Dr. Singleton, M.D.., in his book, "The Lyme Disease Solution", provides insights into the problem of healing from Lyme disease. One of these insights struck me, because I hadn't really thought much about it before, and I believe that it could be a major reason why people aren't healing from this thing called Lyme.
That insight has to do with chronic inflammation, a condition common to most chronic Lyme disease sufferers. Yes, I know I used the word "chronic" twice in that last sentence. That's because chronic equals chronic in this equation!
Dr. Singleton describes how an exaggerated response of the immune system, (which is what chronic inflammation essentially is), inhibits healing. The immune system uses cytokines, pro-inflammatory and anti-inflammatory immune messengers, to direct other immune cells in their activities. When faced with a pathogenic attack, the body responds with a T1 response, which involves pro-inflammatory cytokines, whose effects, along with other immune cells, allow the body to kill invading organisms. If the pro-inflammatory process is not replaced at some stage with a "cooling down" process involving anti-inflammatory cytokines, then damage to the body occurs, because the pro-inflammatory cytokines continue to direct immune cells to bomb the bug site, and the result is not only destruction to pathogens, but to healthy cells, as well. Hence, the T1 response should be, (in a person whose immune system is properly functioning), balanced by a T2, anti-inflammatory cytokine response. Antibodies are also developed during the T2 response, in order to keep the infection under control.

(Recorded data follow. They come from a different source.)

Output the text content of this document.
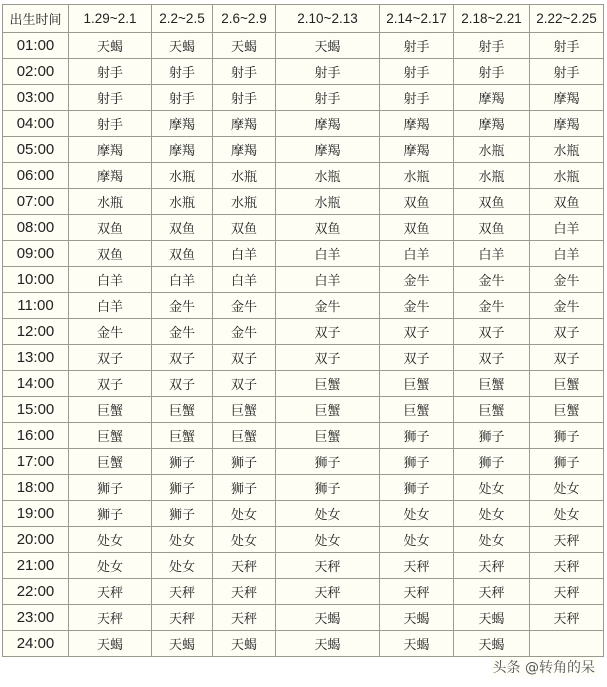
出生时间	1.29~2.1	2.2~2.5	2.6~2.9	2.10~2.13	2.14~2.17	2.18~2.21	2.22~2.25
01:00	天蝎	天蝎	天蝎	天蝎	射手	射手	射手
02:00	射手	射手	射手	射手	射手	射手	射手
03:00	射手	射手	射手	射手	射手	摩羯	摩羯
04:00	射手	摩羯	摩羯	摩羯	摩羯	摩羯	摩羯
05:00	摩羯	摩羯	摩羯	摩羯	摩羯	水瓶	水瓶
06:00	摩羯	水瓶	水瓶	水瓶	水瓶	水瓶	水瓶
07:00	水瓶	水瓶	水瓶	水瓶	双鱼	双鱼	双鱼
08:00	双鱼	双鱼	双鱼	双鱼	双鱼	双鱼	白羊
09:00	双鱼	双鱼	白羊	白羊	白羊	白羊	白羊
10:00	白羊	白羊	白羊	白羊	金牛	金牛	金牛
11:00	白羊	金牛	金牛	金牛	金牛	金牛	金牛
12:00	金牛	金牛	金牛	双子	双子	双子	双子
13:00	双子	双子	双子	双子	双子	双子	双子
14:00	双子	双子	双子	巨蟹	巨蟹	巨蟹	巨蟹
15:00	巨蟹	巨蟹	巨蟹	巨蟹	巨蟹	巨蟹	巨蟹
16:00	巨蟹	巨蟹	巨蟹	巨蟹	狮子	狮子	狮子
17:00	巨蟹	狮子	狮子	狮子	狮子	狮子	狮子
18:00	狮子	狮子	狮子	狮子	狮子	处女	处女
19:00	狮子	狮子	处女	处女	处女	处女	处女
20:00	处女	处女	处女	处女	处女	处女	天秤
21:00	处女	处女	天秤	天秤	天秤	天秤	天秤
22:00	天秤	天秤	天秤	天秤	天秤	天秤	天秤
23:00	天秤	天秤	天秤	天蝎	天蝎	天蝎	天秤
24:00	天蝎	天蝎	天蝎	天蝎	天蝎	天蝎	
头条 @转角的呆
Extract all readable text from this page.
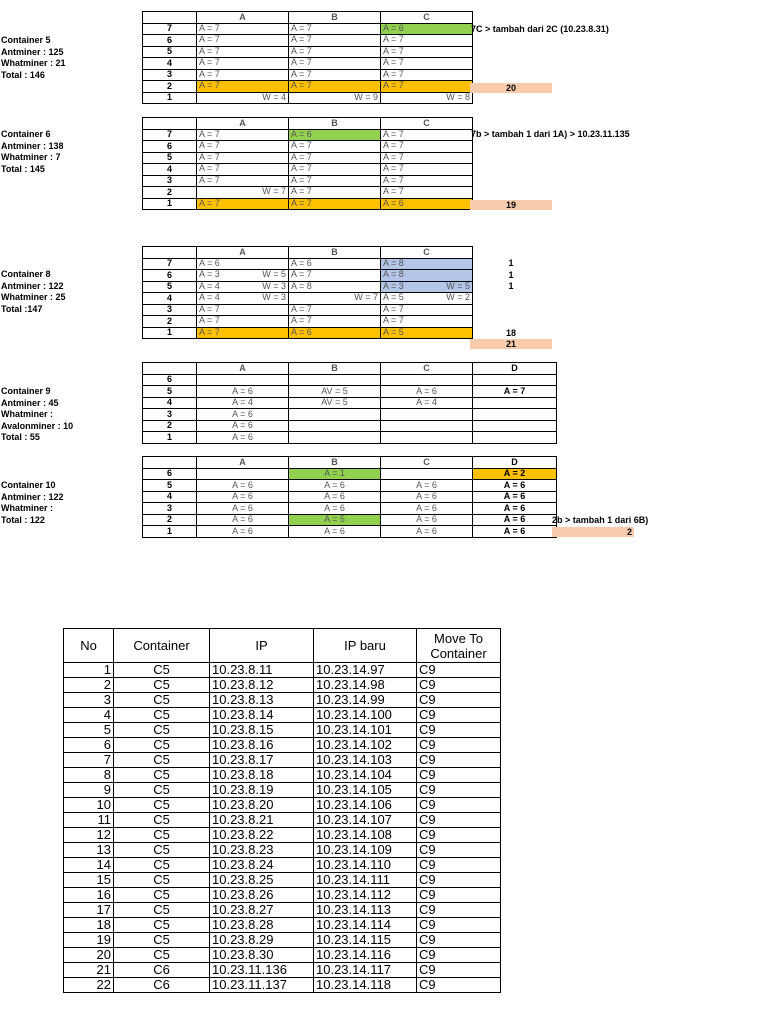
Container 5
Antminer : 125
Whatminer : 21
Total : 146
	A	B	C
7	A = 7	A = 7	A = 6

6	A = 7	A = 7	A = 7

5	A = 7	A = 7	A = 7

4	A = 7	A = 7	A = 7

3	A = 7	A = 7	A = 7

2	A = 7	A = 7	A = 7

1	W = 4	W = 9	W = 8
7C > tambah dari 2C (10.23.8.31)
20
Container 6
Antminer : 138
Whatminer : 7
Total : 145
	A	B	C
7	A = 7	A = 6	A = 7

6	A = 7	A = 7	A = 7

5	A = 7	A = 7	A = 7

4	A = 7	A = 7	A = 7

3	A = 7	A = 7	A = 7

2	W = 7	A = 7	A = 7

1	A = 7	A = 7	A = 6
7b > tambah 1 dari 1A) > 10.23.11.135
19
Container 8
Antminer : 122
Whatminer : 25
Total :147
	A	B	C
7	A = 6	A = 6	A = 8

6	A = 3 W = 5	A = 7	A = 8

5	A = 4 W = 3	A = 8	A = 3 W = 5

4	A = 4 W = 3	W = 7	A = 5 W = 2

3	A = 7	A = 7	A = 7

2	A = 7	A = 7	A = 7

1	A = 7	A = 6	A = 5
1
1
1
18
21
Container 9
Antminer : 45
Whatminer :
Avalonminer : 10
Total : 55
	A	B	C	D
6				
5	A = 6	AV = 5	A = 6	A = 7
4	A = 4	AV = 5	A = 4	
3	A = 6			
2	A = 6			
1	A = 6			
Container 10
Antminer : 122
Whatminer :
Total : 122
	A	B	C	D
6		A = 1		A = 2
5	A = 6	A = 6	A = 6	A = 6
4	A = 6	A = 6	A = 6	A = 6
3	A = 6	A = 6	A = 6	A = 6
2	A = 6	A = 5	A = 6	A = 6
1	A = 6	A = 6	A = 6	A = 6
2b > tambah 1 dari 6B)
2
No	Container	IP	IP baru	Move To Container
1	C5	10.23.8.11	10.23.14.97	C9
2	C5	10.23.8.12	10.23.14.98	C9
3	C5	10.23.8.13	10.23.14.99	C9
4	C5	10.23.8.14	10.23.14.100	C9
5	C5	10.23.8.15	10.23.14.101	C9
6	C5	10.23.8.16	10.23.14.102	C9
7	C5	10.23.8.17	10.23.14.103	C9
8	C5	10.23.8.18	10.23.14.104	C9
9	C5	10.23.8.19	10.23.14.105	C9
10	C5	10.23.8.20	10.23.14.106	C9
11	C5	10.23.8.21	10.23.14.107	C9
12	C5	10.23.8.22	10.23.14.108	C9
13	C5	10.23.8.23	10.23.14.109	C9
14	C5	10.23.8.24	10.23.14.110	C9
15	C5	10.23.8.25	10.23.14.111	C9
16	C5	10.23.8.26	10.23.14.112	C9
17	C5	10.23.8.27	10.23.14.113	C9
18	C5	10.23.8.28	10.23.14.114	C9
19	C5	10.23.8.29	10.23.14.115	C9
20	C5	10.23.8.30	10.23.14.116	C9
21	C6	10.23.11.136	10.23.14.117	C9
22	C6	10.23.11.137	10.23.14.118	C9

In Lyme disease, however, this T1-T2 balancing process goes amok, leaving most chronic sufferers in a state of perpetual T1 dominance. That is, the body is constantly attacking Borrelia and co-infections, perpetuating inflammation, and unfortunately, causing on-going damage to the body.
Healing from Lyme disease, therefore, requires reducing inflammation in the body. The simplest way to do this is by eliminating inflammatory foods from the diet, such as simple sugars, as well as incorporating anti-inflammatory supplements into that diet. Dr. Singleton also advocates cooking with anti-inflammatory spices such as cucumin, tumeric and ginger. Anti-inflammatory supplements, especially omega-3 oils, are likewise important, as is eliminating refined, fried, and preservative-loaded foods.

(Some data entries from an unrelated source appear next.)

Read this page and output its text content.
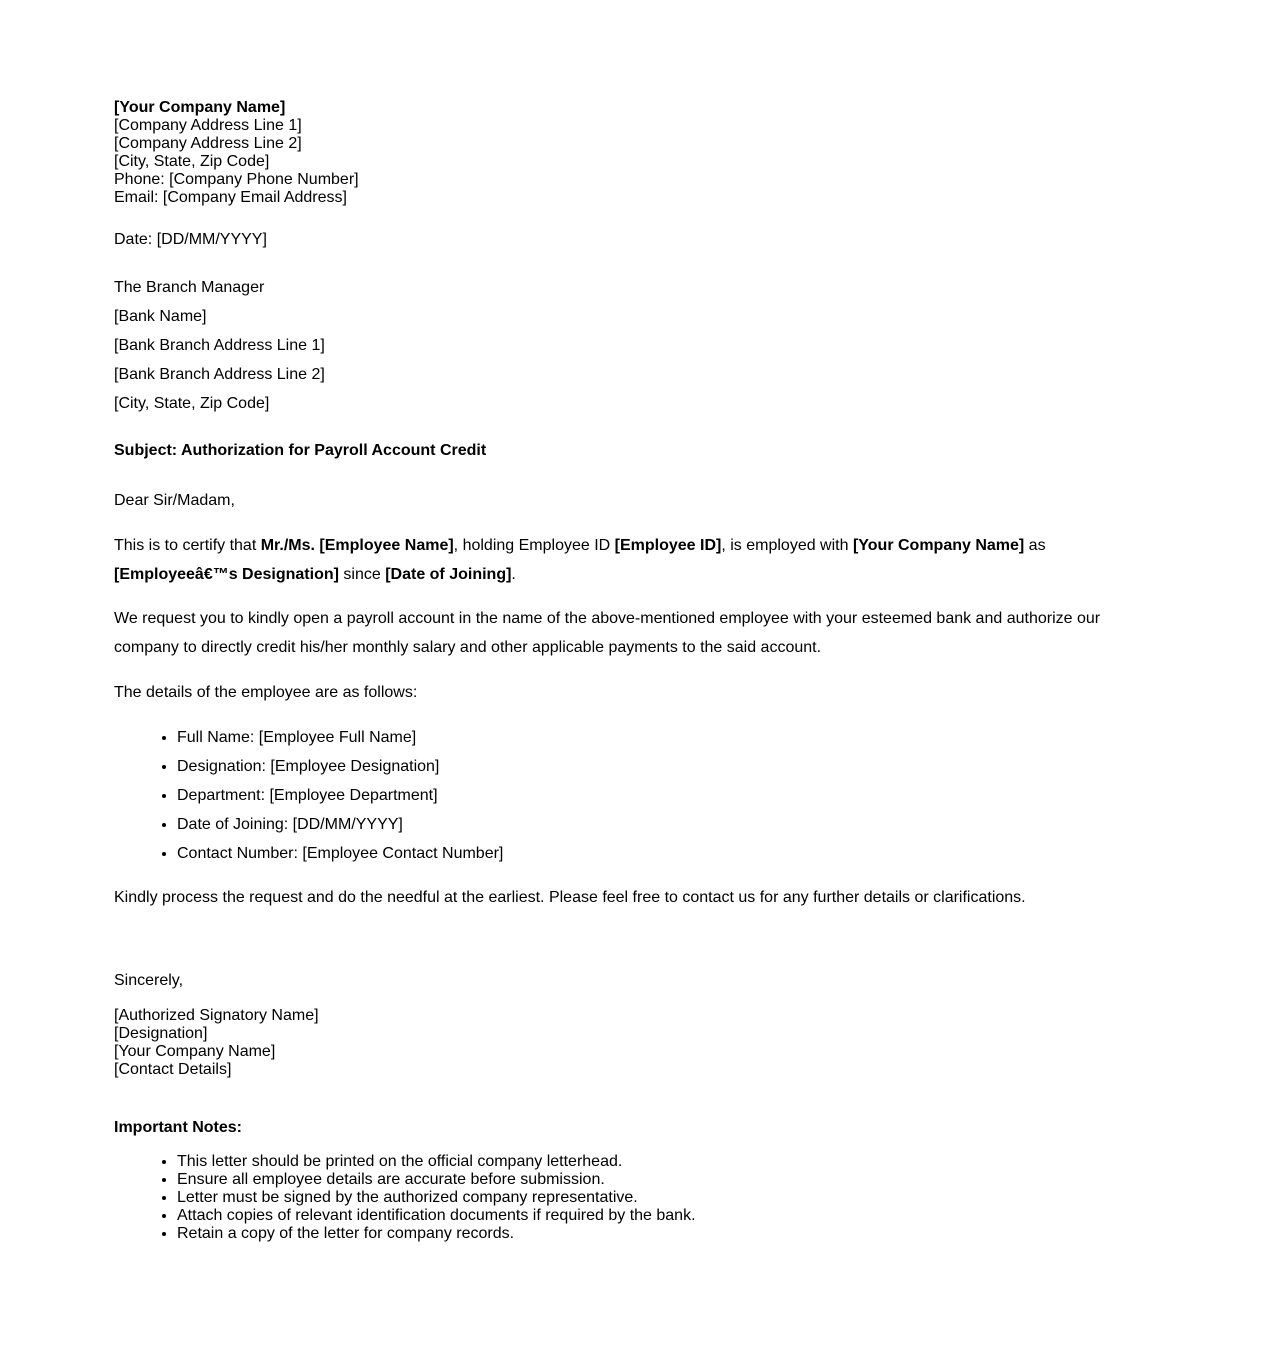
[Your Company Name]
[Company Address Line 1]
[Company Address Line 2]
[City, State, Zip Code]
Phone: [Company Phone Number]
Email: [Company Email Address]
Date: [DD/MM/YYYY]
The Branch Manager
[Bank Name]
[Bank Branch Address Line 1]
[Bank Branch Address Line 2]
[City, State, Zip Code]
Subject: Authorization for Payroll Account Credit
Dear Sir/Madam,
This is to certify that Mr./Ms. [Employee Name], holding Employee ID [Employee ID], is employed with [Your Company Name] as
[Employeeâ€™s Designation] since [Date of Joining].
We request you to kindly open a payroll account in the name of the above-mentioned employee with your esteemed bank and authorize our company to directly credit his/her monthly salary and other applicable payments to the said account.
The details of the employee are as follows:
• Full Name: [Employee Full Name]
• Designation: [Employee Designation]
• Department: [Employee Department]
• Date of Joining: [DD/MM/YYYY]
• Contact Number: [Employee Contact Number]
Kindly process the request and do the needful at the earliest. Please feel free to contact us for any further details or clarifications.
Sincerely,
[Authorized Signatory Name]
[Designation]
[Your Company Name]
[Contact Details]
Important Notes:
• This letter should be printed on the official company letterhead.
• Ensure all employee details are accurate before submission.
• Letter must be signed by the authorized company representative.
• Attach copies of relevant identification documents if required by the bank.
• Retain a copy of the letter for company records.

Avoiding environmental contaminants and allergies is another way to lower inflammation, and this encompasses such strategies as using natural household products, breathing fresh air, and performing techniques to remove toxins from the body.
An amazing new treatment for inflammation, whose results have been miraculous for some of Dr. Singleton's patients, is low-dose Naltrexone. This drug functions by blocking opiod (endorphin) receptors so that the body is fooled into thinking that it needs to produce more endorphins. The result is an increased number of endorphins, which have powerful immune system regulating effects, which includes reducing the body's inflammatory response when it is in overdrive.
Furthermore, over time, this supposedly side-effect free drug trains the body to make an appropriate amount of endorphins, so that at some point, the Lyme sufferer no longer needs the drug to control inflammation.
Other ways to reduce inflammation, according to Dr. Singleton, and especially that which causes pain, are through the use of NSAID's (non-steroidal anti-inflammatory drugs such as ibuprofen), devil's claw (thought to be especially effective for muscle pain and tension in the neck, back and shoulders), white willow bark (which is also an anti-coagulant), and boswellia (which functions much like the NSAID's, but which is probably safer). One particular combination product, called Zyflamend, provides the following herbs for reduction of pain and inflammation: ginger, turmeric, oregano, green tea, rosemary, gold thread, barberry, holy basil, japanese knotweed, and skullcap.
Finally, systemic enzymes help to lower inflammtion, since they break down CIC's (circulating immune complexes, which occur when antigen-antibody complexes pair and circulate in the blood and sometimes end up in the tissues as "debris."). Enzymes also reduce levels of a a pro-inflammatory prostaglandin called E2.
Healing the body from excessive inflammation depends in part upon identifying its sources. Infections in themselves cause inflammation, as do the factors that I mention above. Treating every possible source will provide you with the greatest opportunity for a full recovery.
If you suffer from chronic Lyme disease, take it for granted that you probably have some degree of inflammation in your body. However, if you wish to know just how much of a mess it is making of things, consider asking your doctor to perform a simple lab test called the CRP, or C-reactive protein, which measures inflammation levels and can be ordered from your local lab. (Yes, thank goodness you don't need to barf up four hundred bucks for this one!).
I, for one, am grateful to Dr. Singleton for his solutions to inflammation! I am sure that this information will help to remove another "roadblock" to healing for some chronic Lyme sufferers.